1866 –
1925
Chine
Sun Yat-sen
La dynastie Qing, qui régna sur la Chine de 1644 à 1912, fut la dernière dynastie impériale de l’histoire du pays. Sa devancière fut la dynastie Ming, qui s’était imposée sur les terres chinoises après le renversement de l’Empire mongol Yuan. Les fondateurs des Qing étaient les Mandchous, un groupe ethnique du nord-est de la Chine (la Mandchourie).
À la fin du XVIᵉ et au début du XVIIᵉ siècle, la situation dans la région se tendit : les terres du nord-est étaient contrôlées par les tribus mandchoues, tandis que le reste du pays restait sous le pouvoir des Ming. Chaque partie aspirant à un pouvoir absolu, le conflit devint inévitable. À l’issue d’une lutte longue et sanglante, les Mandchous l’emportèrent et fondèrent la dynastie Qing.
À la fin du XIXᵉ siècle, toutefois, l’empire était en déclin. La Chine se transforma en un pays semi-colonial, où le pouvoir du gouvernement central n’était que nominal. L’État était lié par des traités contraignants imposés par les puissances occidentales et par le Japon. La situation s’aggrava après les deux guerres de l’Opium (1840-1842 et 1856-1860), ainsi qu’avec la participation de la Grande-Bretagne et de la France à la répression de la révolte des Taiping (1850-1864) — une guerre paysanne contre la dynastie Qing. Par suite, la Chine perdit une partie de ses territoires et le pouvoir Qing fut considérablement affaibli.

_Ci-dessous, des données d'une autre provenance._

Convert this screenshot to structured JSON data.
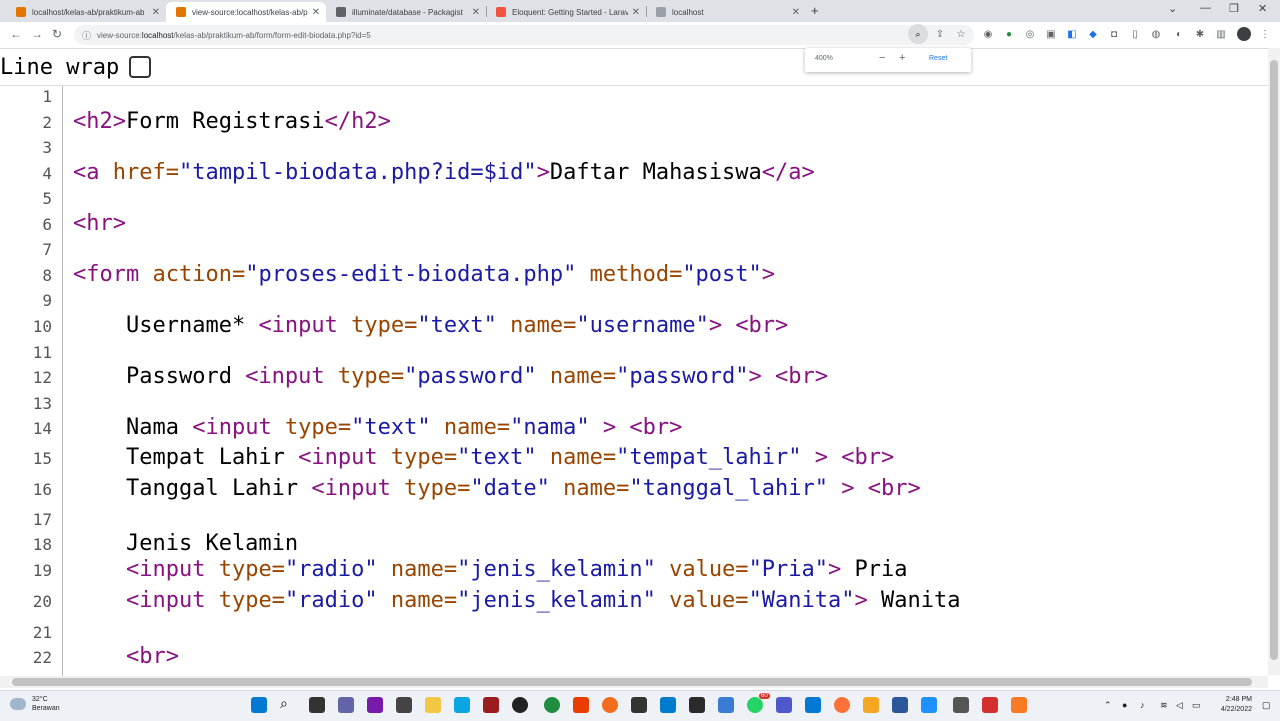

C’est dans cette période que joua son rôle historique Sun Yat-sen (1866-1925). Né le 12 novembre 1866 dans une famille paysanne pauvre, il reçut son instruction dans une école missionnaire à Honolulu (où vivait son frère aîné) et à l’Institut médical de Hong Kong. Sun commença son activité révolutionnaire en 1894, en fondant à Honolulu la première organisation révolutionnaire chinoise, la « Société pour la régénération de la Chine ». En 1905, il créa une alliance des forces révolutionnaires — le Tongmenghui — qui prépara et mena une série de soulèvements armés dans le sud et le centre de la Chine.
En 1911 commença la révolution Xinhai, qui mit fin à l’Empire Qing et conduisit à la création de la République de Chine. Les soulèvements éclatèrent à l’automne 1911 dans les provinces du Sichuan et du Hubei. Le 12 février 1912, l’empereur Puyi, alors âgé de six ans, abdiqua. Sun Yat-sen, rentré d’un long exil, fut élu président provisoire de la Chine au nom des provinces qui soutenaient la révolution. Toutefois, le poste de président fut pris ensuite par le général Yuan Shikai, à qui l’on avait auparavant confié la présidence du gouvernement et le commandement de l’armée. Après la mort de Yuan Shikai en 1916 commença en Chine la fameuse « ère des seigneurs de la guerre », où le pays se trouva partagé entre des dirigeants militaires.
En août 1912, Sun Yat-sen fonda le « Parti national chinois » — le Guomindang. Le legs politique le plus important du révolutionnaire fut la doctrine des « Trois principes du peuple » : nationalisme, démocratie, bien-être du peuple. Après la Révolution d’Octobre en Russie, Sun Yat-sen prit position pour la coopération avec la Russie soviétique et pour une étroite alliance avec les communistes chinois.
Sun Yat-sen est mort en 1925. Il repose dans un mausolée à Nankin. En 1940, le gouvernement de Chine lui décerna à titre posthume le titre de « père de la nation ». Un complexe commémoratif de Sun Yat-sen existe également à Taïwan. Son activité posa les fondements de l’État chinois moderne.